Despite the killers' masks, the family had no doubts about who was behind the shooting. For a decade Paleram had been trying to get local authorities to shut down a powerful gang of criminals headquartered in Raipur Khadar that had for years been robbing the village of a coveted resource, one of the most sought-after commodities of the 21st century: sand.
That's right. Paleram Chauhan was killed over sand. And he wasn't the first, or the last.
Civilisation is built on sand – literally. It's been a critical component of construction and progress since ancient times. In the 15th century an Italian artisan figured out how to turn it into the transparent glass that made it possible to make the microscopes, telescopes and other technologies that helped drive the Renaissance's scientific revolution. Sand is an essential ingredient in detergents, cosmetics, toothpaste, solar panels, windows, silicon chips and buildings; every concrete structure around the world is basically sand and gravel glued together with cement.
Apart from water and air, humble sand is the natural resource most consumed by human beings. People use more than 36 billion tonnes of sand and gravel every year. But not just any sand will do: desert sand, shaped by wind rather than water, is too round to bind together for construction.
In fact, only sand worn by water is suitable. And the worldwide construction boom of recent years -- all those megacities, from Lagos to Beijing -- is devouring unprecedented quantities. Extracting sand is a £45-billion industry. In Dubai, huge land-reclamation projects and breakneck skyscraper construction have exhausted all nearby sources, so insatiable construction companies now look elsewhere for their supply. Exporters in Australia are actually selling sand to Arabs.
As land quarries and riverbeds become tapped out, sand miners are turning to the seas, where ships vacuum huge amounts of the stuff from ocean floors. As you might expect, this all wreaks havoc on ecosystems. Sand mines in the US are blamed for beach erosion, water and air pollution and other ills from the California coast to Wisconsin's lakes. India's Supreme Court recently warned that riparian sand mining is undermining bridges and killing birds and fish all over the country. But regulations are scant and the will to enforce them is lacking.

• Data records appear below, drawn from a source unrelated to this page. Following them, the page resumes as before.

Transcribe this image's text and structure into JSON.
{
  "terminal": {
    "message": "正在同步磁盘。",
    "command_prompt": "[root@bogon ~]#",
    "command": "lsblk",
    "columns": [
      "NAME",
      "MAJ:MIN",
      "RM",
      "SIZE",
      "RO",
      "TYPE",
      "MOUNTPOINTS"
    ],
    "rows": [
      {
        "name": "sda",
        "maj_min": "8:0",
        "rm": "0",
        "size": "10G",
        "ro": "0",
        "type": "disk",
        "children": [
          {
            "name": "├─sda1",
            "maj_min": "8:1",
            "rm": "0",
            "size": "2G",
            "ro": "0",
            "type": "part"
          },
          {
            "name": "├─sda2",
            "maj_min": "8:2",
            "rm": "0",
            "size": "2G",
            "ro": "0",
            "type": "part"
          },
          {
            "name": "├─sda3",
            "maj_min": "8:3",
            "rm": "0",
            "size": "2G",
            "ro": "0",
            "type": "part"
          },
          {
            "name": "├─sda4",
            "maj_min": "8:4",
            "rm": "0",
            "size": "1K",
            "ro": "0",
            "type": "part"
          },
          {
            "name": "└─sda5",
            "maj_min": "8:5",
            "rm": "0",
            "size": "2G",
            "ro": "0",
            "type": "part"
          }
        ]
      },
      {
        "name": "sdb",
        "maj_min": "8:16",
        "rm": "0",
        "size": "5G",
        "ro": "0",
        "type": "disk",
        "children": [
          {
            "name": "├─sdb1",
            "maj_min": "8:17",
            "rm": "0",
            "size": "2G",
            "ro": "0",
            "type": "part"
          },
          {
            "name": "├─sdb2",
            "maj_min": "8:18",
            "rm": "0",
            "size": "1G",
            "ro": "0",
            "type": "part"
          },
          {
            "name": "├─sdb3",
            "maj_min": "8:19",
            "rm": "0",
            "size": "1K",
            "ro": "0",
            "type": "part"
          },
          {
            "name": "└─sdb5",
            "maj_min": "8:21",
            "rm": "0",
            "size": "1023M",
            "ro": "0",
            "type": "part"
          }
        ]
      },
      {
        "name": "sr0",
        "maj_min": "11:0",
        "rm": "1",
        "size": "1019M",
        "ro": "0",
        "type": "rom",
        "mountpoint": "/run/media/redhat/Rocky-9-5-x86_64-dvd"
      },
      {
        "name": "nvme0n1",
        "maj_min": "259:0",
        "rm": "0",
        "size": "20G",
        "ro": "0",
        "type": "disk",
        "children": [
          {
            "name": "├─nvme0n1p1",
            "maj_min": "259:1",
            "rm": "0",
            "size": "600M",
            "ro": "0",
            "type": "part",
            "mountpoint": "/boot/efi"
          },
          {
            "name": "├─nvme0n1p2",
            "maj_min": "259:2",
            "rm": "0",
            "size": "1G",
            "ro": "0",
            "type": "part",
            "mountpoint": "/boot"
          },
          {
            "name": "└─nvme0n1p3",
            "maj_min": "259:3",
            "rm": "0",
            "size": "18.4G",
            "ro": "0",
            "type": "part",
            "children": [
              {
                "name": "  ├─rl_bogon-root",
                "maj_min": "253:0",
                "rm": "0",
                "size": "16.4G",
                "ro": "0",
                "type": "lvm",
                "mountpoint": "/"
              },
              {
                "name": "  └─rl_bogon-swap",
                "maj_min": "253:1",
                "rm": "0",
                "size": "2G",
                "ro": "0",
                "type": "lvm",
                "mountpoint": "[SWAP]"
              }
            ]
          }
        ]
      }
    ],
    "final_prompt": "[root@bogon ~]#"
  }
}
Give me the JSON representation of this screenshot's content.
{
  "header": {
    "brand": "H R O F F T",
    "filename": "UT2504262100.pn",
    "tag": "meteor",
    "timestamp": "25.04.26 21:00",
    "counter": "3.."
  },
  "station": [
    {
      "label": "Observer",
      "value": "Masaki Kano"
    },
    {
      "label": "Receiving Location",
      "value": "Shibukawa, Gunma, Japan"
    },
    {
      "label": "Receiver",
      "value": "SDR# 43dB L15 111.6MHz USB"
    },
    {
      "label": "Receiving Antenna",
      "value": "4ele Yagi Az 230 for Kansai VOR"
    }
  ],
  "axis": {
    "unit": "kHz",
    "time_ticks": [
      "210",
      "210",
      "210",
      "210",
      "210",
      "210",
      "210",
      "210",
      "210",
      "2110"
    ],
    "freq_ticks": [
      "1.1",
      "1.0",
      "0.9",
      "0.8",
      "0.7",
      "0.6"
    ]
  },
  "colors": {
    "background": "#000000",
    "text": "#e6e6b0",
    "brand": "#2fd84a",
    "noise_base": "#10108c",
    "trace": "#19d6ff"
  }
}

Sand mining has erased two dozen Indonesian islands since 2005. The stuff of those former islands mostly ended up in Singapore, which needs titanic amounts to continue its programme of artificially adding territory. The city-state has created an extra 129km2 in the past 40 years and is adding more, making it by far the world's largest sand importer. The environmental damage has been so extreme that Indonesia, Malaysia and Vietnam have all restricted or banned exports of sand to Singapore.
As a result, the global black market is booming. Half the sand used for construction in Morocco is estimated to be mined illegally; whole stretches of beach there are disappearing. One of Israel's most notorious gangsters got his start stealing sand from public beaches. Dozens of Malaysian officials were charged in 2010 with accepting bribes and sexual favours in exchange for allowing illegally mined sand to be smuggled into Singapore.
On Indonesia's island of Bali, far inland from the tourist beaches, WIRED visits a sand mine. It looks like Shangri-La after a meteor strike. In the middle of a beautiful valley, surrounded by jungle and rice paddies, is a six-hectare pit of exposed sand and rock. On its floor, men wearing shorts and flip-flops wield sledgehammers and shovels to push sand and gravel into clattering, smoke-belching sorting machines. "Those who have permits to dig for sand have to pay for land restoration," says Nyoman Sadra, a former member of the regional legislature. "But 70 per cent of the sand miners have no permits." Even the companies with permits tend to spread bribes around so they can get away with digging wider or deeper pits.
But nowhere is the struggle for sand more violent than in India. Intense battles among and against sand mafias there have reportedly killed hundreds of people in recent years -- with the victims including police officers, government officials and ordinary people such as Paleram Chauhan.
The area around Raipur Khadar used to be mostly agricultural -- wheat and vegetables growing in the Yamuna River floodplain. But Delhi, less than an hour north, is encroaching fast. Driving down a new six-lane expressway, you pass construction site after construction site, new buildings sprouting skyward like the opening credits of Game of Thrones made real. Besides the countless generic shopping malls, apartment blocks and office towers, a 2,000-hectare "Sports City", including several stadiums and a Formula 1 racetrack, is under construction.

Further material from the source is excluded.